# How do you evaluate the integral int (x^5+3x^2+1)/(x^4-1)dx?

##### 1 Answer
Jan 10, 2018

The answer is $= {x}^{2} / 2 - \frac{3}{4} \ln \left(| x + 1 |\right) + \frac{5}{4} \ln \left(| x - 1 |\right) - \frac{1}{4} \ln \left({x}^{2} + 1\right) + \arctan x + C$

#### Explanation:

We need

$\int \frac{\mathrm{dx}}{{x}^{2} + 1} = \arctan \left(x\right)$

As the degree of the numerator is greater than the degree of the denominator, perform a long division first.

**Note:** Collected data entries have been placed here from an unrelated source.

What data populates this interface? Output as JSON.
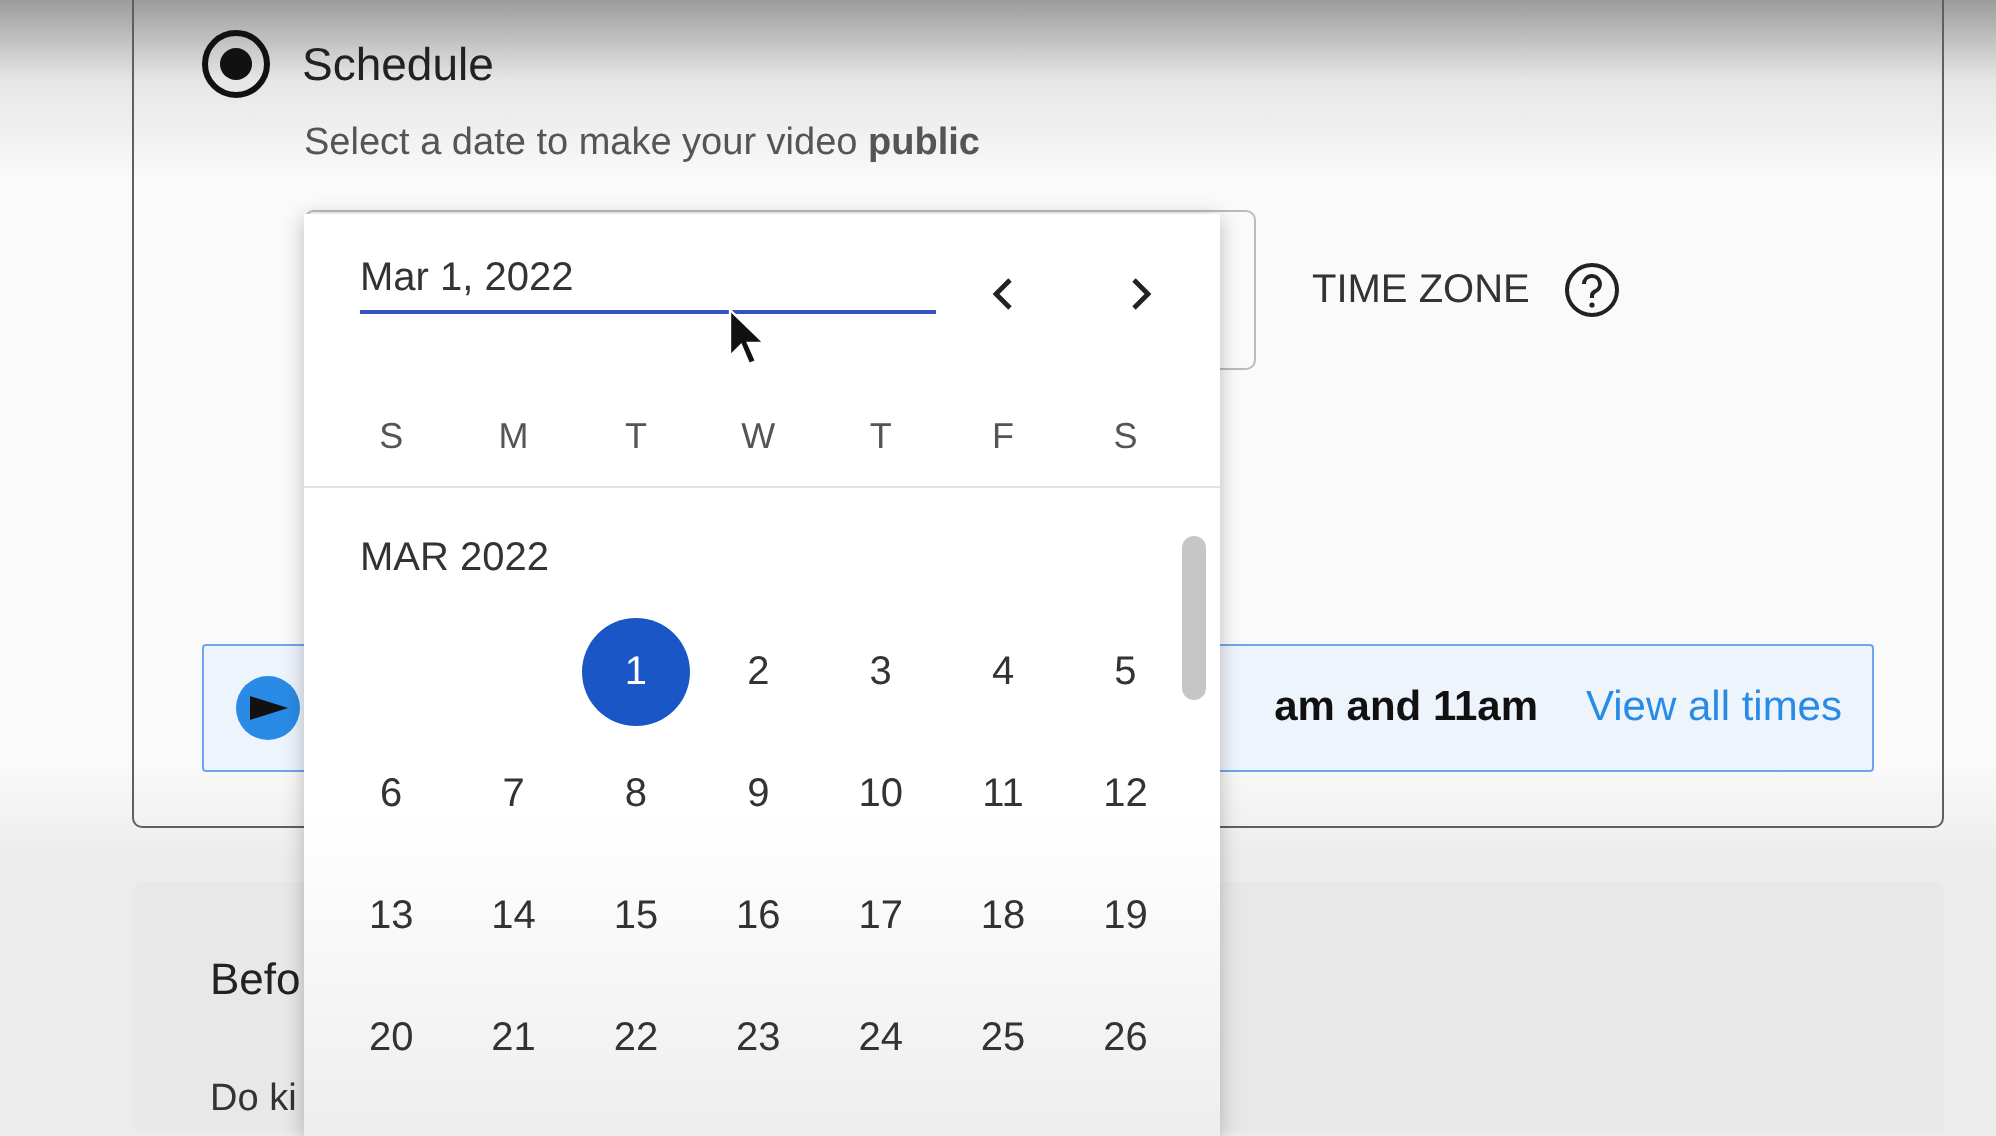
{
  "schedule": {
    "label": "Schedule",
    "selected": true,
    "description": "Select a date to make your video **public**"
  },
  "time_zone": {
    "label": "TIME ZONE"
  },
  "banner": {
    "text": "am and 11am",
    "link": "View all times"
  },
  "before_card": {
    "title": "Befo",
    "text": "Do ki"
  },
  "date_picker": {
    "value": "Mar 1, 2022",
    "weekdays": [
      "S",
      "M",
      "T",
      "W",
      "T",
      "F",
      "S"
    ],
    "month": "MAR 2022",
    "weeks": [
      [
        {
          "label": "1",
          "selected": true
        },
        {
          "label": "2",
          "selected": false
        },
        {
          "label": "3",
          "selected": false
        },
        {
          "label": "4",
          "selected": false
        },
        {
          "label": "5",
          "selected": false
        }
      ],
      [
        {
          "label": "6",
          "selected": false
        },
        {
          "label": "7",
          "selected": false
        },
        {
          "label": "8",
          "selected": false
        },
        {
          "label": "9",
          "selected": false
        },
        {
          "label": "10",
          "selected": false
        },
        {
          "label": "11",
          "selected": false
        },
        {
          "label": "12",
          "selected": false
        }
      ],
      [
        {
          "label": "13",
          "selected": false
        },
        {
          "label": "14",
          "selected": false
        },
        {
          "label": "15",
          "selected": false
        },
        {
          "label": "16",
          "selected": false
        },
        {
          "label": "17",
          "selected": false
        },
        {
          "label": "18",
          "selected": false
        },
        {
          "label": "19",
          "selected": false
        }
      ],
      [
        {
          "label": "20",
          "selected": false
        },
        {
          "label": "21",
          "selected": false
        },
        {
          "label": "22",
          "selected": false
        },
        {
          "label": "23",
          "selected": false
        },
        {
          "label": "24",
          "selected": false
        },
        {
          "label": "25",
          "selected": false
        },
        {
          "label": "26",
          "selected": false
        }
      ]
    ]
  }
}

$\frac{{x}^{5} + 3 {x}^{2} + 1}{{x}^{4} - 1} = x + \frac{3 {x}^{2} + x + 1}{{x}^{4} - 1}$

Perform a decomposition into partial fractions

$\frac{3 {x}^{2} + x + 1}{{x}^{4} - 1} = \frac{3 {x}^{2} + x + 1}{\left({x}^{2} + 1\right) \left(x + 1\right) \left(x - 1\right)}$

$= \frac{A x + B}{{x}^{2} + 1} + \frac{C}{x + 1} + \frac{D}{x - 1}$

$= \frac{\left(A x + B\right) \left(x + 1\right) \left(x - 1\right) + C \left({x}^{2} + 1\right) \left(x - 1\right) + D \left({x}^{2} + 1\right) \left(x + 1\right)}{\left({x}^{2} + 1\right) \left(x + 1\right) \left(x - 1\right)}$

The denominators are the same , compare the numerators

$3 {x}^{2} + x + 1 = \left(A x + B\right) \left(x + 1\right) \left(x - 1\right) + C \left({x}^{2} + 1\right) \left(x - 1\right) + D \left({x}^{2} + 1\right) \left(x + 1\right)$

Let $x = 1$, $\implies$, $5 = 4 D$, $\implies$, $D = \frac{5}{4}$

Let $x = - 1$, $\implies$, $3 = - 4 C$, $\implies$, $C = - \frac{3}{4}$

Let $x = 0$, $\implies$, $1 = - B - C + D$, $\implies$, $B = \frac{5}{4} + \frac{3}{4} - 1 = 1$

Coefficients of ${x}^{3}$

$0 = A + C + D$, $\implies$, $A = - C - D = \frac{3}{4} - \frac{5}{4} = - \frac{1}{2}$

Therefore,

$\frac{{x}^{5} + 3 {x}^{2} + 1}{{x}^{4} - 1} = x + \frac{- \frac{1}{2} x + 1}{{x}^{2} + 1} + \frac{- \frac{3}{4}}{x + 1} + \frac{\frac{5}{4}}{x - 1}$

So,

$\int \frac{\left({x}^{5} + 3 {x}^{2} + 1\right) \mathrm{dx}}{{x}^{4} - 1} = \int x \mathrm{dx} + \int \frac{\left(- \frac{1}{2} x + 1\right) \mathrm{dx}}{{x}^{2} + 1} + \int \frac{- \frac{3}{4} \mathrm{dx}}{x + 1} + \int \frac{\frac{5}{4} \mathrm{dx}}{x - 1}$

$\int x \mathrm{dx} = {x}^{2} / 2$

$\int \frac{- \frac{3}{4} \mathrm{dx}}{x + 1} = - \frac{3}{4} \ln \left(| x + 1 |\right)$

$\int \frac{\frac{5}{4} \mathrm{dx}}{x - 1} = \frac{5}{4} \ln \left(| x - 1 |\right)$

$\int \frac{\left(- \frac{1}{2} x + 1\right) \mathrm{dx}}{{x}^{2} + 1} = - \frac{1}{4} \int \frac{2 x \mathrm{dx}}{{x}^{2} + 1} + \int \frac{\mathrm{dx}}{{x}^{2} + 1} = - \frac{1}{4} \ln \left({x}^{2} + 1\right) + \arctan x$

Finally,

$\int \frac{\left({x}^{5} + 3 {x}^{2} + 1\right) \mathrm{dx}}{{x}^{4} - 1} = {x}^{2} / 2 - \frac{3}{4} \ln \left(| x + 1 |\right) + \frac{5}{4} \ln \left(| x - 1 |\right) - \frac{1}{4} \ln \left({x}^{2} + 1\right) + \arctan x + C$